The quasi-equilibrium framework re-visited: analyzing long-term CO<sub>2</sub>
enrichment responses in plant-soil models
Abstract. Elevated carbon dioxide (CO2) can increase plant growth, but the magnitude of this CO2 fertilization effect is modified by soil nutrient availability. Predicting how nutrient availability affects plant responses to elevated CO2 is a key consideration for ecosystem models, and many modelling groups have moved to, or are moving towards, incorporating nutrient limitation in their models. The choice of assumptions to represent nutrient cycling processes has a major impact on model predictions, but it can be difficult to attribute outcomes to specific assumptions in complex ecosystem simulation models. Here we revisit the quasi-equilibrium (QE) analytical framework introduced by Comins & McMurtrie (1993) and explore the consequences of specific model assumptions for ecosystem net primary productivity.

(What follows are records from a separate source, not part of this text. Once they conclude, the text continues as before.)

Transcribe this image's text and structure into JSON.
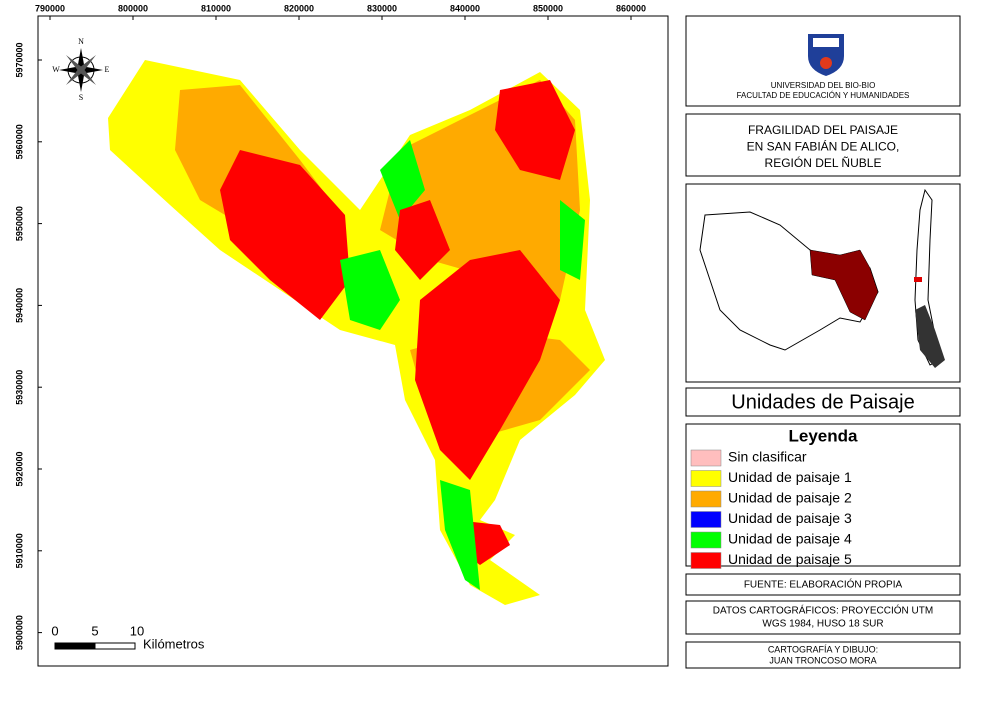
{
  "map": {
    "xticks": [
      "790000",
      "800000",
      "810000",
      "820000",
      "830000",
      "840000",
      "850000",
      "860000"
    ],
    "yticks": [
      "5970000",
      "5960000",
      "5950000",
      "5940000",
      "5930000",
      "5920000",
      "5910000",
      "5900000"
    ],
    "compass": {
      "n": "N",
      "s": "S",
      "e": "E",
      "w": "W"
    },
    "scale": {
      "labels": [
        "0",
        "5",
        "10"
      ],
      "unit": "Kilómetros"
    }
  },
  "header": {
    "university": "UNIVERSIDAD DEL BIO-BIO",
    "faculty": "FACULTAD DE EDUCACIÓN Y HUMANIDADES"
  },
  "title": {
    "lines": [
      "FRAGILIDAD DEL PAISAJE",
      "EN SAN FABIÁN DE ALICO,",
      "REGIÓN DEL ÑUBLE"
    ]
  },
  "panel_title": "Unidades de Paisaje",
  "legend": {
    "title": "Leyenda",
    "items": [
      {
        "name": "Sin clasificar",
        "color": "#ffbebe"
      },
      {
        "name": "Unidad de paisaje 1",
        "color": "#ffff00"
      },
      {
        "name": "Unidad de paisaje 2",
        "color": "#ffaa00"
      },
      {
        "name": "Unidad de paisaje 3",
        "color": "#0000ff"
      },
      {
        "name": "Unidad de paisaje 4",
        "color": "#00ff00"
      },
      {
        "name": "Unidad de paisaje 5",
        "color": "#ff0000"
      }
    ]
  },
  "source": "FUENTE: ELABORACIÓN PROPIA",
  "cartographic": [
    "DATOS CARTOGRÁFICOS: PROYECCIÓN UTM",
    "WGS 1984, HUSO 18 SUR"
  ],
  "credits": [
    "CARTOGRAFÍA Y DIBUJO:",
    "JUAN TRONCOSO MORA"
  ]
}
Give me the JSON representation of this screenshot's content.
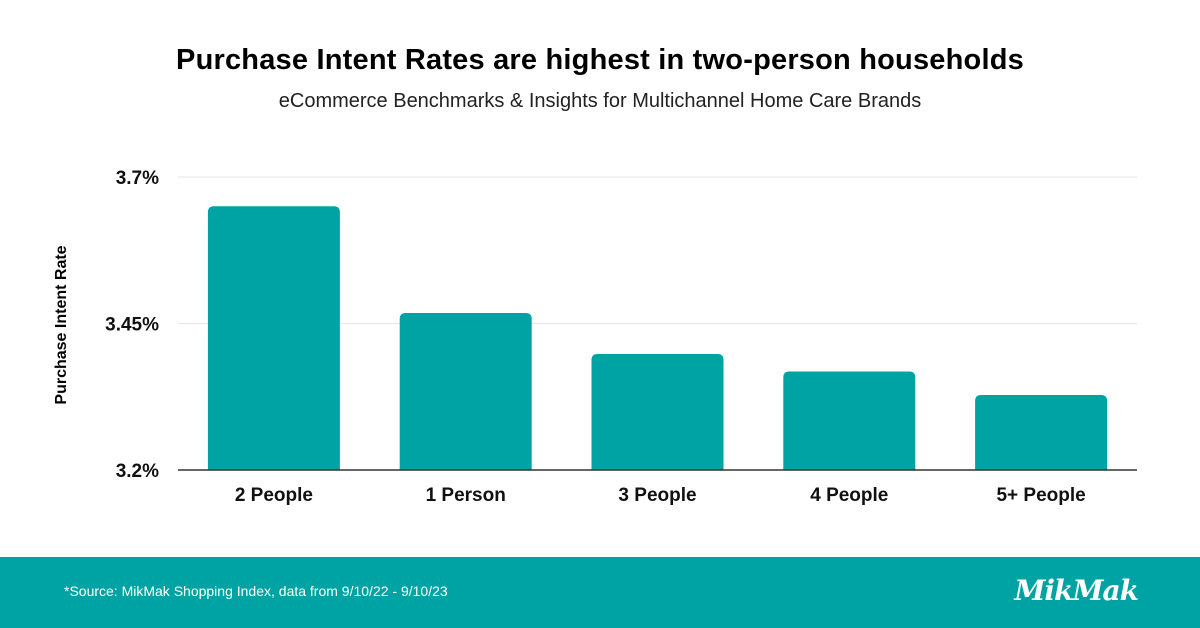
{
  "title": "Purchase Intent Rates are highest in two-person households",
  "subtitle": "eCommerce Benchmarks & Insights for Multichannel Home Care Brands",
  "footer": {
    "source": "*Source: MikMak Shopping Index, data from 9/10/22 - 9/10/23",
    "logo": "MikMak"
  },
  "colors": {
    "bar": "#00a3a3",
    "footer": "#00a3a3",
    "grid": "#e6e6e6",
    "axis": "#333333"
  },
  "chart_data": {
    "type": "bar",
    "title": "Purchase Intent Rates are highest in two-person households",
    "subtitle": "eCommerce Benchmarks & Insights for Multichannel Home Care Brands",
    "xlabel": "",
    "ylabel": "Purchase Intent Rate",
    "categories": [
      "2 People",
      "1 Person",
      "3 People",
      "4 People",
      "5+ People"
    ],
    "values": [
      3.65,
      3.468,
      3.398,
      3.368,
      3.328
    ],
    "ylim": [
      3.2,
      3.7
    ],
    "yticks": [
      3.2,
      3.45,
      3.7
    ],
    "ytick_labels": [
      "3.2%",
      "3.45%",
      "3.7%"
    ],
    "grid": true,
    "legend": "none"
  }
}
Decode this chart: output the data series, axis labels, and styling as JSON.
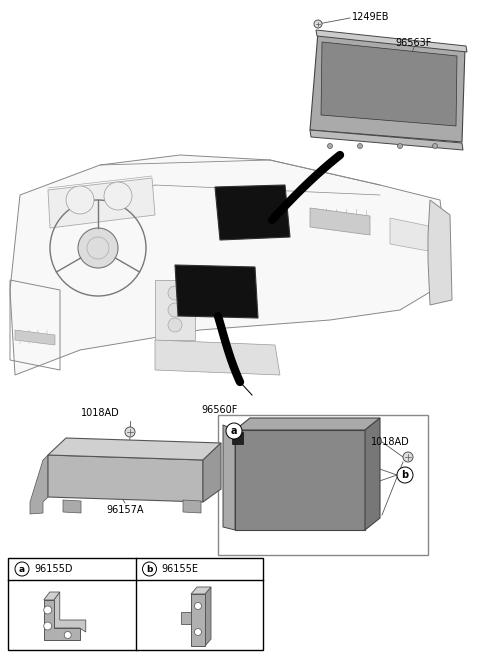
{
  "bg_color": "#ffffff",
  "line_color": "#888888",
  "dark_line_color": "#444444",
  "black_color": "#111111",
  "fill_light": "#cccccc",
  "fill_medium": "#999999",
  "fill_dark": "#555555",
  "figsize": [
    4.8,
    6.57
  ],
  "dpi": 100,
  "label_1249EB": "1249EB",
  "label_96563F": "96563F",
  "label_96560F": "96560F",
  "label_1018AD_L": "1018AD",
  "label_96157A": "96157A",
  "label_1018AD_R": "1018AD",
  "label_96155D": "96155D",
  "label_96155E": "96155E",
  "label_a": "a",
  "label_b": "b",
  "font_size_label": 7,
  "font_size_small": 6
}
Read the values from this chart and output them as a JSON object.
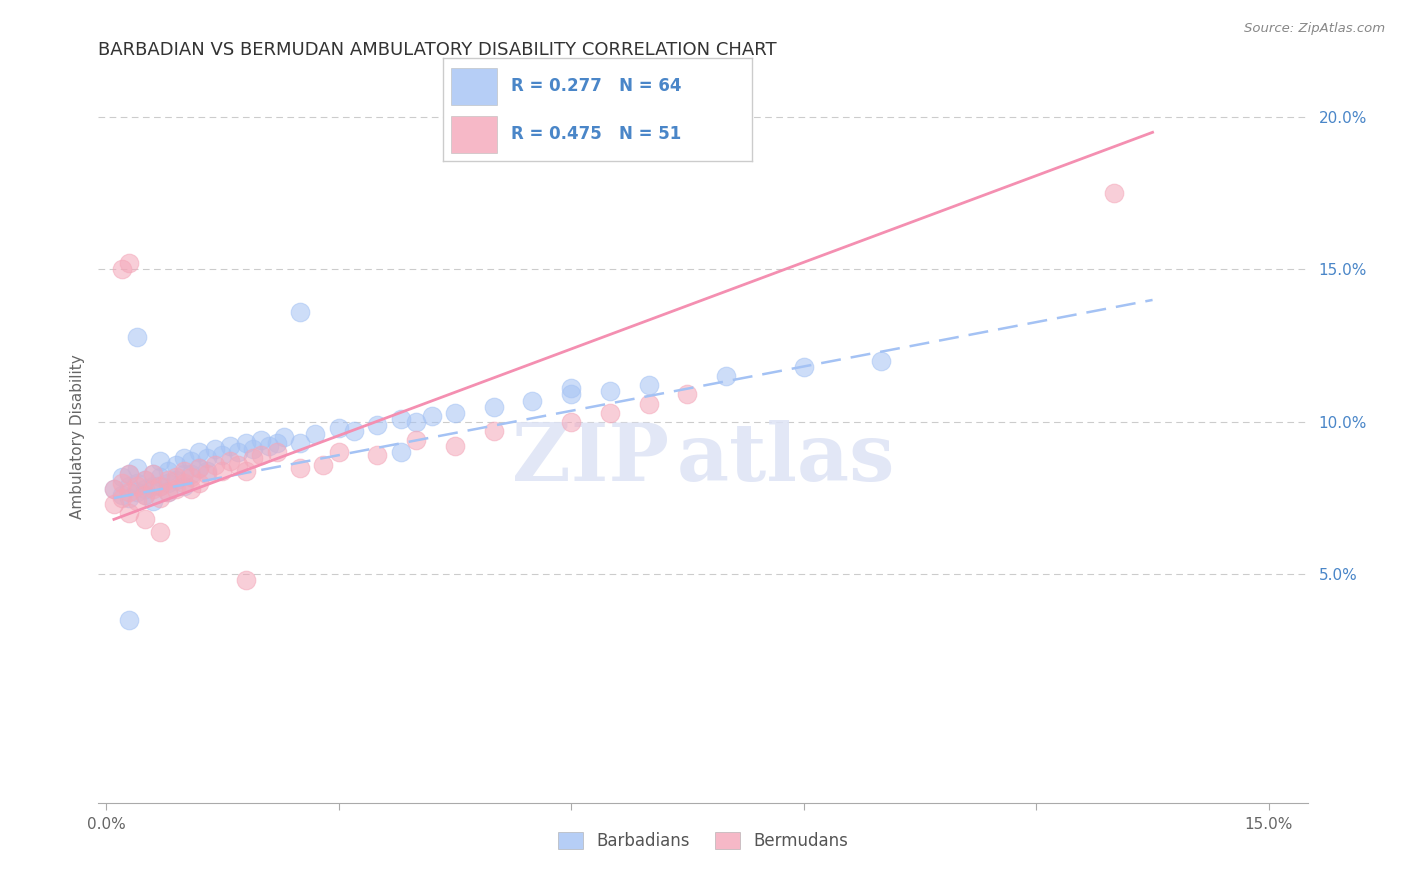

We review the literature applying this framework to plant-soil models, and then examine the effect of several new assumptions on predicted plant responses to elevated CO2. Examination of alternative assumptions for plant nitrogen uptake showed that a linear function of the mineral nitrogen pool or a saturating function of root biomass yield similar CO2 responses over time. In contrast, a saturating function of the mineral nitrogen pool yields no soil nutrient feedback at the very long-term, near-equilibrium timescale, meaning that a full CO2 fertilization effect on production is realized. We show that incorporating a priming effect on slow soil organic matter decomposition attenuates the nutrient feedback effect on production, leading to a strong medium-term CO2 response. Finally, we demonstrate that using a “potential NPP” approach to represent nutrient limitation of growth yields a relatively small CO2 fertilization effect across all timescales. Our results highlight that the QE analytical framework is effective for evaluating both the consequence and the mechanism through which different model assumptions affect predictions. To help constrain predictions of the future terrestrial carbon sink, we recommend use of this framework to analyze likely outcomes of new model assumptions before introducing them to complex model structures.